その際に、アプリをフォアグラウンドにしていた場合は即時、アプリをバックグラウンドにしていた場合はフォアグラウンドにした瞬間にpaymentQueue(_:updatedTransactions:)が呼ばれます(transactionStateは.purchased)。この例ではTransaction IDは「1」(初回のサブスクリプションのTransaction IDとは異なる値)、Original Transaction IDは「0」(初回のサブスクリプションのTransaction IDと同じ値)です。
▼Transaction Managerでサブスクリプションをキャンセルした後、有効期限内に再契約
paymentQueue(_:updatedTransactions:) >>>>>>>>>>
---------- transaction[0] ----------
Transaction ID = Optional("1"), State = .purchased
Original Transaction ID = Optional("0"), State = Optional(".purchased")
transaction.error = nil
paymentQueue(_:updatedTransactions:) <<<<<<<<<<
[Sandboxテスト]
最初に、1回目のサブスクリプションを開始します。
▼初回サブスクリプション開始
paymentQueue(_:updatedTransactions:) >>>>>>>>>>
---------- transaction[0] ----------
Transaction ID = nil, State = .purchasing
Original Transaction ID = nil, State = nil
transaction.error = nil
paymentQueue(_:updatedTransactions:) <<<<<<<<<<
paymentQueue(_:updatedTransactions:) >>>>>>>>>>
---------- transaction[0] ----------
Transaction ID = Optional("1000000777610476"), State = .purchased
Original Transaction ID = nil, State = nil
transaction.error = nil
paymentQueue(_:updatedTransactions:) <<<<<<<<<<
1回目のサブスクリプション期間中に設定アプリのSANDBOXアカウントの管理画面でサブスクリプションをキャンセルします。そして、1回目のサブスクリプション期間が終わる前にサブスクリプションを再契約します。
ここからの挙動はXcodeテストと異なります。
再契約後、アプリをフォアグラウンドにしたり、アプリを再起動したりしても、paymentQueue(_:updatedTransactions:)は呼ばれません。
[Production環境]
AppStoreへリリース済みのアプリで実際にお金を支払って試したところ、Sandboxテストと同様に、paymentQueue(_:updatedTransactions:)は呼ばれないようでした。
場面6-2. アプリ内で購入手続きをする場合
手順:
1. アプリ内で初回のサブスクリプションを購入する
2. サブスクリプションをキャンセルする
3. 有効期限が切れる前に、アプリ内でサブスクリプションを購入する
要点:
・どの課金環境でも、購入手続き後にpaymentQueue(_:updatedTransactions:)が呼ばれる(transactionState=.purchased)。※これは初回購入時と同じ挙動
・再契約時のOriginal Transaction IDは、そのApple IDで初めて当該サブスクリプションを契約したときのTransaction IDと同じ値になる。
[Xcodeテスト]
最初に、1回目のサブスクリプションを開始します。この例では、TransactionのTransaction IDは「1」、Original Transaction IDは「nil」であることがログからわかります。
▼初回サブスクリプション開始
paymentQueue(_:updatedTransactions:) >>>>>>>>>> [18:56:47]

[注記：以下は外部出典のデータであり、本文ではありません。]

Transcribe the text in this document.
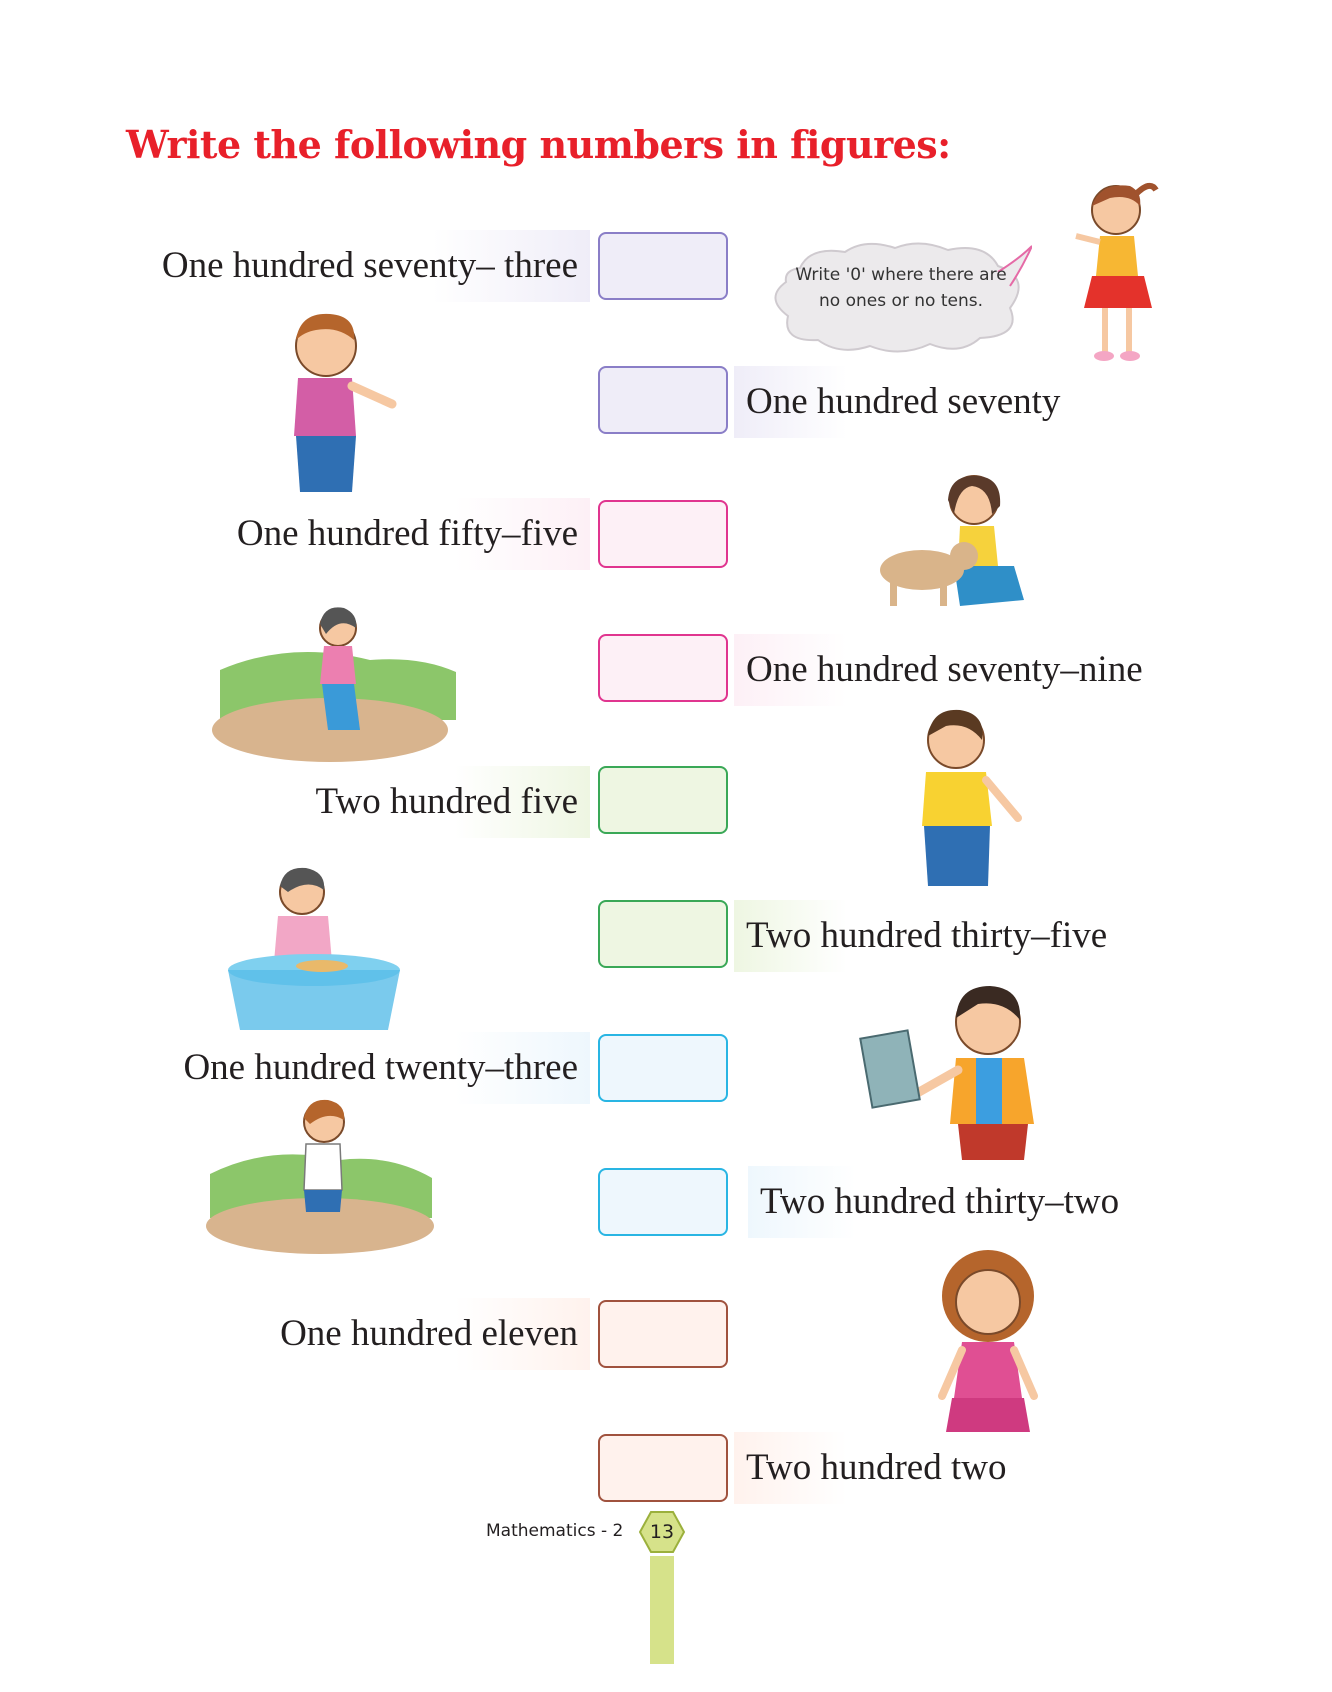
Write the following numbers in figures:
Write '0' where there are no ones or no tens.
One hundred seventy– three
One hundred seventy
One hundred fifty–five
One hundred seventy–nine
Two hundred five
Two hundred thirty–five
One hundred twenty–three
Two hundred thirty–two
One hundred eleven
Two hundred two
Mathematics - 2	13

---------- transaction[0] ----------
Transaction ID = nil, State = .purchasing
Original Transaction ID = nil, State = nil
transaction.error = nil
paymentQueue(_:updatedTransactions:) <<<<<<<<<< [18:56:47]
paymentQueue(_:updatedTransactions:) >>>>>>>>>> [18:57:10]
---------- transaction[0] ----------
Transaction ID = Optional("1"), State = .purchased
Original Transaction ID = nil, State = nil
transaction.error = nil
paymentQueue(_:updatedTransactions:) <<<<<<<<<< [18:57:10]
1回目のサブスクリプション期間中にXcodeのTransaction Managerでサブスクリプションをキャンセルします。
そして、1回目のサブスクリプション期間が終わる前に、アプリ内で再びサブスクリプションを購入します。
ここからはこのあと紹介する場面7-2(有効期限切れ後にアプリ内で購入手続き)と同じです。
画面遷移とpaymentQueueが呼ばれるタイミングは第2回でご紹介した「場面1. 初めて購入したとき」と同じです。「You're all set. Your purchase was successful. [Environment: Xcode]」というダイアログでOKを押すとpaymentQueue(_:updatedTransactions:)が呼ばれます。このとき、transactionStateは.purchasedです。この例ではTransaction IDは「2」(初回のサブスクリプションのTransaction IDとは異なる値)、Original Transaction IDは「1」(初回のサブスクリプションのTransaction IDと同じ値)です。
▼解約手続き後、有効期限内にアプリ内でサブスクリプションを購入
paymentQueue(_:updatedTransactions:) >>>>>>>>>> [18:57:53]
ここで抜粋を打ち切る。